Shall we leave the feet to travel their own way for a while, and see where the fairy has led the little hand?
QUERCUS ALBA’S NEW SIGHT OF THE UPPER-WORLD
It was a soft, helpless, little baby hand. Its folded fingers lay listlessly in the fairy’s gentle grasp. “Now we will go up,” she said. He had thought he was going down, and he had heard the chipping-birds say he would never come back again. But he had no will to resist the gentle motion, which seemed, after all, to be exactly what he wanted: so he presently found himself lifted out of the dark earth, feeling the sunshine again, and stirred by the breeze that rustled the dry leaves that lay all about him. Here again were all his old companions,—the chipping-birds, his cousins, old grandfather Rubra, and, best of all, his dear mother. But the odd thing about it all was, that nobody seemed to know him: even his mother, though she stretched her arms towards him, turned her head away, looking here and there for her lost baby, and never seeing how he stood gazing up into her face. Now he began to understand why the chipping-birds said, “They never came back! they never came back!” for they truly came in so new a form that none of their old friends recognized them.
Every thing that has hands wants to work; that is, hands are such excellent tools, that no one who is the happy possessor of a pair is quite happy until he uses them: so Alba began to have a longing desire to build a stem, and lift himself up among his neighbors. But what should he build with? Here the little feet answered promptly, “You want to build, do you? Well, here is carbon, the very best material; there is nothing like it for walls; it makes the most beautiful, firm wood. Wait a minute, and we will send up some that we have been storing for your use.”

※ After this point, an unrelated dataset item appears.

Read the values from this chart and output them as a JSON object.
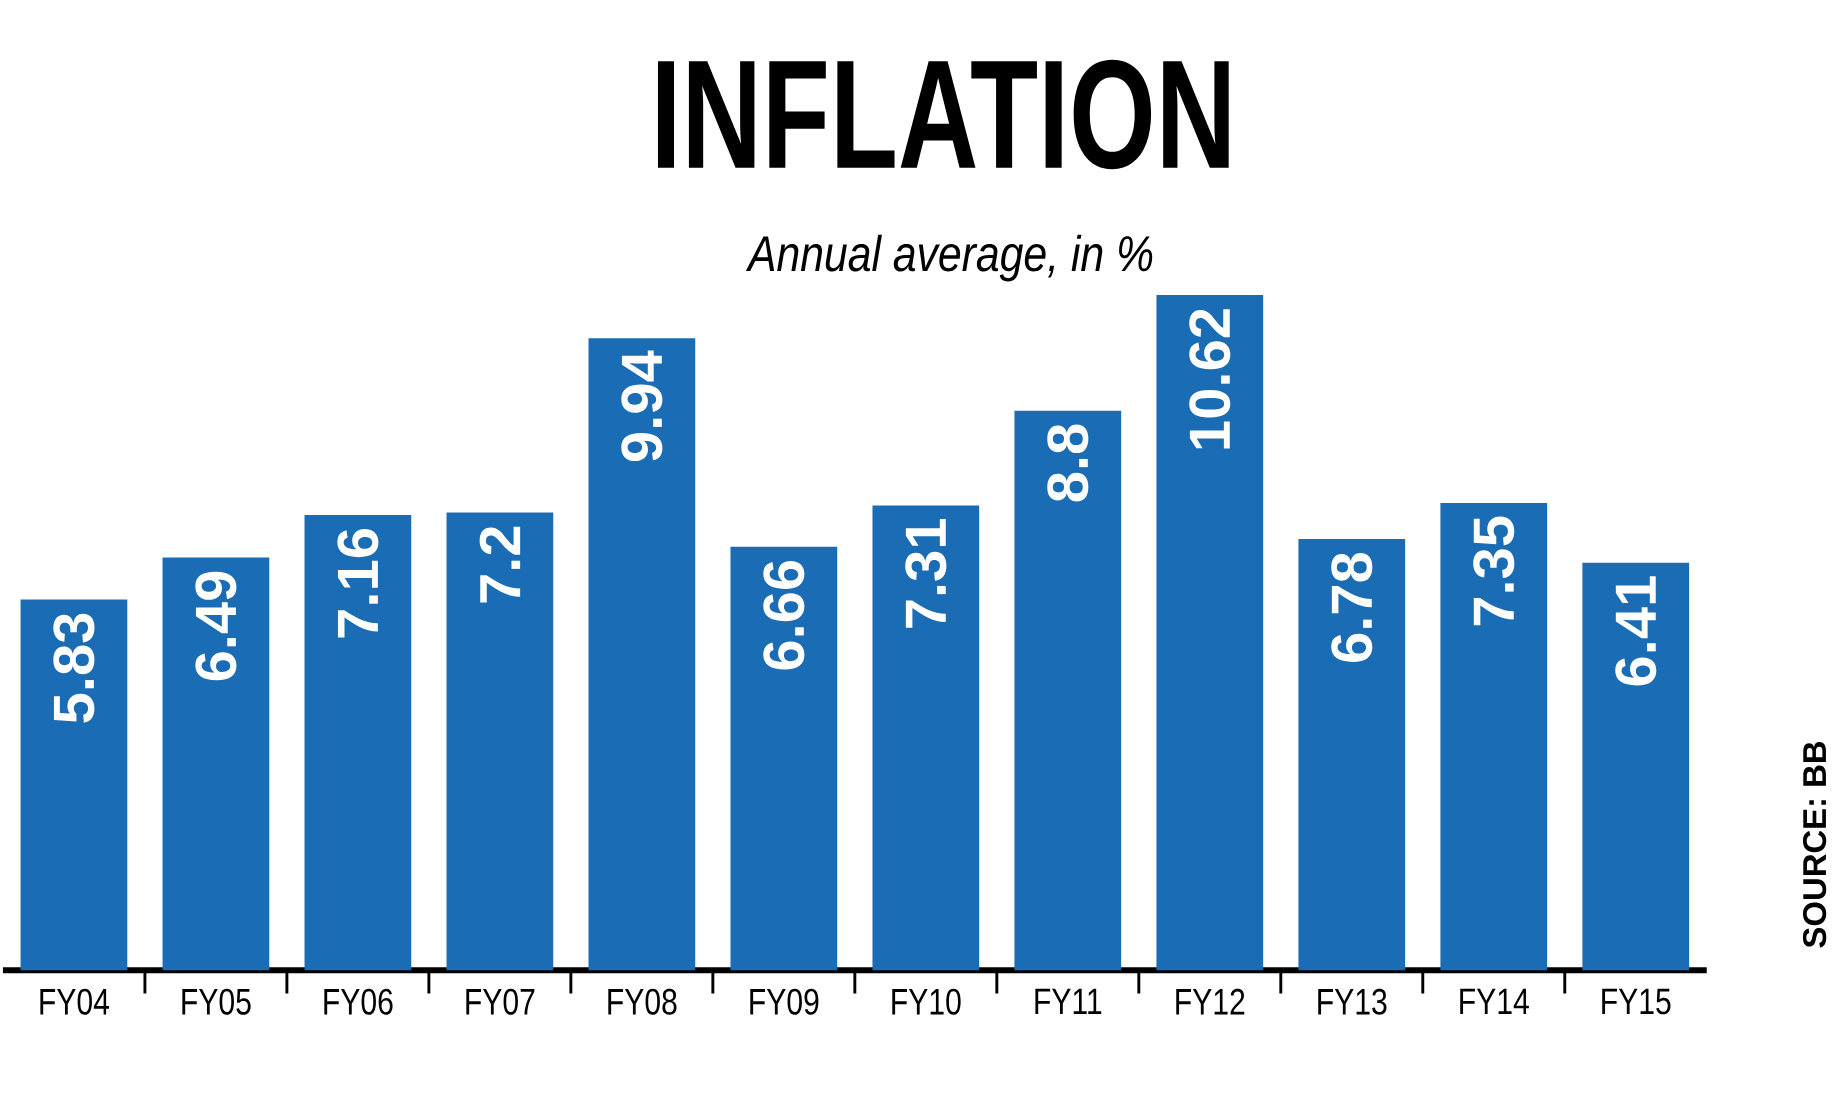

And the busy hands go to work, and the child grows day by day. His body and limbs are brown now, but his hands of a fine shining green. And, having learned the use of carbon, these busy hands undertake to gather it for themselves out of the air about them, which is a great storehouse full of many materials that our eyes cannot see. And he has also learned that to grow and to build are indeed the same thing: for his body is taking the form of a strong young tree; his branches are spreading for a roof over the heads of a hundred delicate flowers, making a home for many a bushy-tailed squirrel and pleasant-voiced wood-bird. For, you see, whoever builds cannot build for himself alone: all his neighbors have the benefit of his work, and all enjoy it together.